The same document says police will have a public meeting to discuss the results of crossing guard assessments should the community disagree with a decision.
That’s news to Ainslie.
“I can’t tell you how many times I’ve been turned down, and I’ve never had the police come and have a community meeting to explain why they turned us down,” he said.
Council’s public works committee approved Ainslie’s motion Tuesday asking for a review of the crossing guard assessment procedure.
“I don’t expect one in front of every school and intersection, but I think we need a more balanced approach,” he said. “People want their children to be getting to and from school safely.”

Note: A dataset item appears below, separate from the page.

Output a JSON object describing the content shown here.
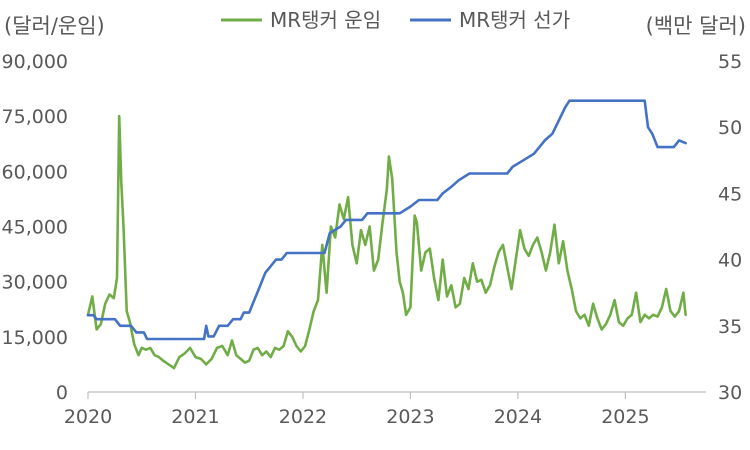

Linda Rothman is a post-doctoral fellow at York University and a researcher with SickKids. She’s studied the impact of crossing guards on Toronto streets and says there’s insufficient evidence to show they reduce collisions.
However, she said crossing guards do reduce the amount of dangerous driving near schools.
“You put a guard in and drivers start behaving themselves more,” she said. “You see fewer people blocking crossings and fewer people texting in their vehicles.”